The narrative, often played out around the country against a backdrop of television news footage showing indigenous people invariably standing firm on land from which authorities are trying to remove them, is that Aboriginal and Torres Strait Islander people are causing problems again.
It is a narrative that reveals a fundamental lack of understanding about the importance of land and country to our very soul. And it's a message that demonises those standing firm rather than acknowledging their need to do so.
As the late Justice Murphy was moved to say in 1982 in Neal v the Queen, "[M]any of the great religious and political figures of history have been agitators, and human progress owes much to the efforts of these and the many who are unknown."
Indigenous people all over the world have lost their sovereign lands to colonial powers.
And while this knowledge sits at the edge of most people's understanding of the relations between Aboriginal and Torres Strait Islander people and non-indigenous Australians, I believe most Australians fail to recognise just how seriously it has shaped modern Australia.
I believe it is this lack of understanding which underpins hostile reactions to visible Aboriginal agitation such as the occupation and subsequent eviction at Musgrave Park.
Again the 2010 Reconciliation Barometer provides some insight. It found that just over 70 per cent of those surveyed acknowledged that the level of prejudice Australians hold towards indigenous people is "very high" or "fairly high" and that indigenous people themselves are prejudiced towards other Australians.
Reconciliation Australia also canvassed where the general community was getting the information from on which it formed its opinions and found that 38 per cent nominated the media as their main source.

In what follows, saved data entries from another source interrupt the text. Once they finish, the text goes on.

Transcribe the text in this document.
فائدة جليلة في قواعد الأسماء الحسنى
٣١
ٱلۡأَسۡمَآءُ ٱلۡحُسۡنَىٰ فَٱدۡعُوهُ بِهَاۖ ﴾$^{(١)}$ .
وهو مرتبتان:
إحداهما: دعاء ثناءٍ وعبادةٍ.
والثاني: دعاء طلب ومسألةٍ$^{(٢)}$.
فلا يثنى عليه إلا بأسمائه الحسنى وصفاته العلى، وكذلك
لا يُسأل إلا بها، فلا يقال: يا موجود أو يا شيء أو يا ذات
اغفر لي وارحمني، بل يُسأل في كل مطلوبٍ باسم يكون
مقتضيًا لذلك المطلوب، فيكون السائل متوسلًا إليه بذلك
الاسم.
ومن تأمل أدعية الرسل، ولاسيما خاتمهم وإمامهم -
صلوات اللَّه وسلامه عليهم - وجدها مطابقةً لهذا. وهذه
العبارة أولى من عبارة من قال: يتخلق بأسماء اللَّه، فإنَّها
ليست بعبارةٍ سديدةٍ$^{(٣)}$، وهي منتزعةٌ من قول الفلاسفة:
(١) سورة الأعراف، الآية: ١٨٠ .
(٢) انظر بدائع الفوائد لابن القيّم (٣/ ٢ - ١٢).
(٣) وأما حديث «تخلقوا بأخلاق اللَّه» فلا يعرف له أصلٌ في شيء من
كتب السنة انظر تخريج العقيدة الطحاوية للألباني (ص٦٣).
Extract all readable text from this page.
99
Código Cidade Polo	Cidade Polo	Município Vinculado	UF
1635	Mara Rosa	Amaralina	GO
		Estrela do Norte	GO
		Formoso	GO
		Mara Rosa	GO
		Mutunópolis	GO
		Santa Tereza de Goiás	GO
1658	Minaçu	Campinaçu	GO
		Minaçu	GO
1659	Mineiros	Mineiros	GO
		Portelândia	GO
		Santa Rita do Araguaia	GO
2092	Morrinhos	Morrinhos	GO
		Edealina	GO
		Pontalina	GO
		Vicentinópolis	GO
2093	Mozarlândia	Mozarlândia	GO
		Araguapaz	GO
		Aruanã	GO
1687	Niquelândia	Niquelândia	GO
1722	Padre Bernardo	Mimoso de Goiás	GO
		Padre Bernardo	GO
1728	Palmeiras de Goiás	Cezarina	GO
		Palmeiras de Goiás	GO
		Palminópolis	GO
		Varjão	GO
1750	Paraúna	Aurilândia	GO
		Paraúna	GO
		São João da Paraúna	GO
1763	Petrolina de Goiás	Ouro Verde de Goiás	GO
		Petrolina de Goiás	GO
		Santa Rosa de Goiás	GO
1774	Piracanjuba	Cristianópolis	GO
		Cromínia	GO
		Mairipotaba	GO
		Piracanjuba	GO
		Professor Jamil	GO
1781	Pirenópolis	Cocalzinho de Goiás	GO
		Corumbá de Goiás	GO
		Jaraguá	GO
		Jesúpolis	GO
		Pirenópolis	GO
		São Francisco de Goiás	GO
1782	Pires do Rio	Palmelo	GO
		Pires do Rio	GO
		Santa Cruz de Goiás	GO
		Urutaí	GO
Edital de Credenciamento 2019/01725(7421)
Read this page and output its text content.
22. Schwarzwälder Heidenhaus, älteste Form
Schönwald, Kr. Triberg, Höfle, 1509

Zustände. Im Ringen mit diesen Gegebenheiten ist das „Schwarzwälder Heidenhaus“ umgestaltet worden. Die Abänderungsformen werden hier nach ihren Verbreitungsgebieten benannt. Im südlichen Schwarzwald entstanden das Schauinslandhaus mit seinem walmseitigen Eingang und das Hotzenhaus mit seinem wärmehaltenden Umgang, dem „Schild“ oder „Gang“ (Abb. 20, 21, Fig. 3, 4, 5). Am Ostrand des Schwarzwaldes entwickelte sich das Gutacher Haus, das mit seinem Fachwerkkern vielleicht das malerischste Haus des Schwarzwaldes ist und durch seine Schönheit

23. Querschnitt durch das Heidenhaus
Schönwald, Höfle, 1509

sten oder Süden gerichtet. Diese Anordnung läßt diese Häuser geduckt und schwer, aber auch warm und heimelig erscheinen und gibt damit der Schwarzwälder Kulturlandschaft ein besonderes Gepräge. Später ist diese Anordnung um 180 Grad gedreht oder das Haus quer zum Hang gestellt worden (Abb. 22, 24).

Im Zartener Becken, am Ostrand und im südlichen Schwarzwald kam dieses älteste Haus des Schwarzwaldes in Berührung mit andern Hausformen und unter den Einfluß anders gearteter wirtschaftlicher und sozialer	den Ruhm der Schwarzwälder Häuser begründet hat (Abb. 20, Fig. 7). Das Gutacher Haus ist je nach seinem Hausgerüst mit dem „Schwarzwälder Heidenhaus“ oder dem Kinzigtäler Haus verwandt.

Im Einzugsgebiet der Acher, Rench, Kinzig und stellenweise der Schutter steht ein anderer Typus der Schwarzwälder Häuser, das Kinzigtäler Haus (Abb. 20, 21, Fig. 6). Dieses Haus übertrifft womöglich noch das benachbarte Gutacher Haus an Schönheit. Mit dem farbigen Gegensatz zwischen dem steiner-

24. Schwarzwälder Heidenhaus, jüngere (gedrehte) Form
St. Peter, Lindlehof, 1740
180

Only 16 per cent of the community, however, agreed that the media presented a balanced view of indigenous Australia.
I believe it is this lack of a balanced view of Aboriginal and Torres Strait Islander people that feeds an ill-informed understanding of Aboriginal Australia, which compels others to continue to want to "do things to and for us" rather than "with us".
It also seems to justify a view among the broader population that Aboriginal and Torres Strait Islander people should be grateful for what they have; that signs of agitation, unrest or discontent can be readily dismissed as the rumblings of an ungrateful mob.
But all the government funding, all the political posturing and all the paternalistic programming that is directed to Aboriginal Australia will come to naught if Aboriginal people aren't listened to when it comes to what we need and what is important to us, especially in relation to our connection to land and sense of self.
We should all stop today, on the 20th anniversary of the historic Mabo decision, to reflect on how we understand our first peoples - one of the oldest continuing living cultures on earth.
My hope is that we all realise the role we can play in changing the narrative and that mutual respect must underline the story.